[racket] fruit flies
I think the computation of which pixels are in the circles and which
aren't (and the shades of color around the edge) is what dominates.
Not the small amount of allocation that goes into representing the
objects (in this case, a data structure proportional to the size of
the number of circles). So I don't think that your analysis is of the
right things. At least that'd be my first guess. But as we all know,
performance is hard to predict and there could be unrelated things
that crop up in funny ways.
Robby
On Mon, Sep 12, 2011 at 9:41 PM, Shriram Krishnamurthi <sk at cs.brown.edu> wrote:
> Robby --
>
> I don't know enough about how the internal drawing routine of DrRacket
> works, so you could help clarify that.
>
> In 2htdp/universe, the act of "movement" is represented by
> reconstructing the entire scene. Of course, there may be sharing:
>
> (define bg ... something complex ...)
>
> ;; at time 1
> (place-image I 50 50 bg)
>
> ;; at time 2
> (place-image I 70 70 bg)
>
> When this is finally rendered as a single image in the window, how
> much work is done?

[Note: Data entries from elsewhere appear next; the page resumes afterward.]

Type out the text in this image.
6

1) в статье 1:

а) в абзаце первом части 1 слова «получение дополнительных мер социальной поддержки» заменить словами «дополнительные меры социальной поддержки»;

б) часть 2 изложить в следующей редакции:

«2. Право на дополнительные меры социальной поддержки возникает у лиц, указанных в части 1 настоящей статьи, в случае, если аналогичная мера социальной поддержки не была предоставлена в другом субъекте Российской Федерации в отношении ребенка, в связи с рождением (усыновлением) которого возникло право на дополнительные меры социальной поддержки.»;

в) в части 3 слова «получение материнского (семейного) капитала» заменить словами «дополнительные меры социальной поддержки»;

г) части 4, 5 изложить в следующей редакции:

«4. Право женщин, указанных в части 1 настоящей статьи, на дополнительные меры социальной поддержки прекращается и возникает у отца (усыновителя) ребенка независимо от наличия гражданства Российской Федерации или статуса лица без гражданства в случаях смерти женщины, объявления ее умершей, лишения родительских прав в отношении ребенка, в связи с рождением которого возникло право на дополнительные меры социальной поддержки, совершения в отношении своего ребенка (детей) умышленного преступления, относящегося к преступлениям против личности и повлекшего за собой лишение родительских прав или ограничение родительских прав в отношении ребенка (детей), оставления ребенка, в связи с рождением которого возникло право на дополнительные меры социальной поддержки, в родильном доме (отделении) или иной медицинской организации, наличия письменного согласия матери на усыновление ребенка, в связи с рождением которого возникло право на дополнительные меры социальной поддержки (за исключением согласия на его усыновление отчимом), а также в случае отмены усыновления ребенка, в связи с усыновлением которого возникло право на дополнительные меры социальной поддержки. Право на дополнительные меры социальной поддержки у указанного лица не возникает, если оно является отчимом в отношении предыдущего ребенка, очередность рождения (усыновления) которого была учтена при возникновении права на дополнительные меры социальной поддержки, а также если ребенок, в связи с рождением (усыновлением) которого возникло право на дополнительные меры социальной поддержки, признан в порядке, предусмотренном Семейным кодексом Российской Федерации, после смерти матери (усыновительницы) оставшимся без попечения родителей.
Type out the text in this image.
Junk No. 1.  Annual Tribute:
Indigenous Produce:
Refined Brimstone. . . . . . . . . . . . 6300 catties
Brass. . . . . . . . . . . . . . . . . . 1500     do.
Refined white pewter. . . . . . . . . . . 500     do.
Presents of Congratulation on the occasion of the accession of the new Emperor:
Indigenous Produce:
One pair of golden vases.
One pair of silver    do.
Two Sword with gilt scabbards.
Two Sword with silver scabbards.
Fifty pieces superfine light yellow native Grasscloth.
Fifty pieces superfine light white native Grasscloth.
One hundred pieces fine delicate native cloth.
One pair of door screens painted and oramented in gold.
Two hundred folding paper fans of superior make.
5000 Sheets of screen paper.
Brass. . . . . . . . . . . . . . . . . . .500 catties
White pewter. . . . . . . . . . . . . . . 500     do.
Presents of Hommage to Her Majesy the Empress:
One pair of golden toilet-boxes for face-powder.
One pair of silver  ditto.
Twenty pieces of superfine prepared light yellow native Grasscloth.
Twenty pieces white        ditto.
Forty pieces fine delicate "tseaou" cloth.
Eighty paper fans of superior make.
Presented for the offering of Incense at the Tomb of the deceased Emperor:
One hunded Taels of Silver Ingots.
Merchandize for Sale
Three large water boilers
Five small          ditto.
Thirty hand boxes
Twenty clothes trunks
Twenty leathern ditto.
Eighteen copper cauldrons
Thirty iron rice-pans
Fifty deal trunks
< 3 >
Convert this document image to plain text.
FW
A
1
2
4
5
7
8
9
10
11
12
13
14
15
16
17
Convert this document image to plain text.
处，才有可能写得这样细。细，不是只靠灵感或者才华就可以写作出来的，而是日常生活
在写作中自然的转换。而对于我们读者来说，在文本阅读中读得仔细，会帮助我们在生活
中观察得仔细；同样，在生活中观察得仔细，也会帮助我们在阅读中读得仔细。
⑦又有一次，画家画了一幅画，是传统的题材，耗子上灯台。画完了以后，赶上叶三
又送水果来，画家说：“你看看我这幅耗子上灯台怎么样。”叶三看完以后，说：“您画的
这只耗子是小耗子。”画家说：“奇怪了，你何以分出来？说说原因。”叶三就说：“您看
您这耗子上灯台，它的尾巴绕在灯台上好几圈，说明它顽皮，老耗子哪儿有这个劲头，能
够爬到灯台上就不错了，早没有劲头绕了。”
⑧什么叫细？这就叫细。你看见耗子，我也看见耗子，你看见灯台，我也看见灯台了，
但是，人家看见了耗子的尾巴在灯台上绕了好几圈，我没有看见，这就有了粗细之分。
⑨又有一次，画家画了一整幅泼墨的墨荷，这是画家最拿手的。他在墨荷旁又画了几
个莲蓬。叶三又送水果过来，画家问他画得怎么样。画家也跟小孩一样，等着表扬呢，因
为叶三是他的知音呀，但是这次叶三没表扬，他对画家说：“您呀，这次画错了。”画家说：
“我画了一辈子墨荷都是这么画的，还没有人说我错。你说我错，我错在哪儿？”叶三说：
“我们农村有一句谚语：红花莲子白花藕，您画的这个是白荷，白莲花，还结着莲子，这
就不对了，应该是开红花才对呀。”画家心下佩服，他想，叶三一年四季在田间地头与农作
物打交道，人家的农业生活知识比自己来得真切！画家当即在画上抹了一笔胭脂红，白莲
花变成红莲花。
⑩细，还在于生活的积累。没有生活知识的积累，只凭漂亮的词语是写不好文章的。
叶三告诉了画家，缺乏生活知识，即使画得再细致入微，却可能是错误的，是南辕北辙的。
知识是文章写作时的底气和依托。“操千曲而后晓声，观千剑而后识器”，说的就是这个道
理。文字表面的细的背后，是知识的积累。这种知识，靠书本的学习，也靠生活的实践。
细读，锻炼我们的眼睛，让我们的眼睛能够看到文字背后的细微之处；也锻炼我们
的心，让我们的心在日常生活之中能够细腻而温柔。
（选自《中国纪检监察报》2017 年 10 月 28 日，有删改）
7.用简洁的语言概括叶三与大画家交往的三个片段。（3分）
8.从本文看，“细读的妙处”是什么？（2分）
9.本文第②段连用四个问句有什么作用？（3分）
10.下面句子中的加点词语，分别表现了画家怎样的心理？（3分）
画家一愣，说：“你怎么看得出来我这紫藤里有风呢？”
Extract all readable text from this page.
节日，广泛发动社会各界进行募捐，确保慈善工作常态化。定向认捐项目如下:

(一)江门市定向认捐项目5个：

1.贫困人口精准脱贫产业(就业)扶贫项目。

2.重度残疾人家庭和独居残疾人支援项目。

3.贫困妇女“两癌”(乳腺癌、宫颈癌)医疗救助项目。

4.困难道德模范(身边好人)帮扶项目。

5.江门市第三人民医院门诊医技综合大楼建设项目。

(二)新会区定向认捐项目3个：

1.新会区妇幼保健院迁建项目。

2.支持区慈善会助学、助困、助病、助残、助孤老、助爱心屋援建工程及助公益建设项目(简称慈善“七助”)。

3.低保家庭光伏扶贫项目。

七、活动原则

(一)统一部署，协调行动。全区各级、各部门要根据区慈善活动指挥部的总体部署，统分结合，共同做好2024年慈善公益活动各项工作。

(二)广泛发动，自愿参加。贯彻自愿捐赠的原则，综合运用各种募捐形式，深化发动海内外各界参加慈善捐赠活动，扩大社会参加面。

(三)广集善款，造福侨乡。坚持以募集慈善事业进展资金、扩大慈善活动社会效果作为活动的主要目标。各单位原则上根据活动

Is it proportional to the size of the scene, or is
> it only proportional to the pixels that changed between the scene at
> time 1 and the scene at time 2? Does the library perform a diff
> between the two scene graphs?
>
> In Whalesong's web-world, the act of "movement" is represented by a
> cursor finding the object and functionally updating its CSS. After
> web-world does its tree-diff, it uses a *mutative update* to change
> the CSS attributes. My understanding is that the browser DOM
> implementation then uses this information to update the screen as
> efficiently as possible (using Z depth to avoid unnecessary redraws,
> clipping, bitblit, etc).
>
> Thus, in web-world, the amount of work should be proportional to the
> number of affected pixels and *independent* of the number of
> unaffected ones. Is this true of 2htdp/image/universe?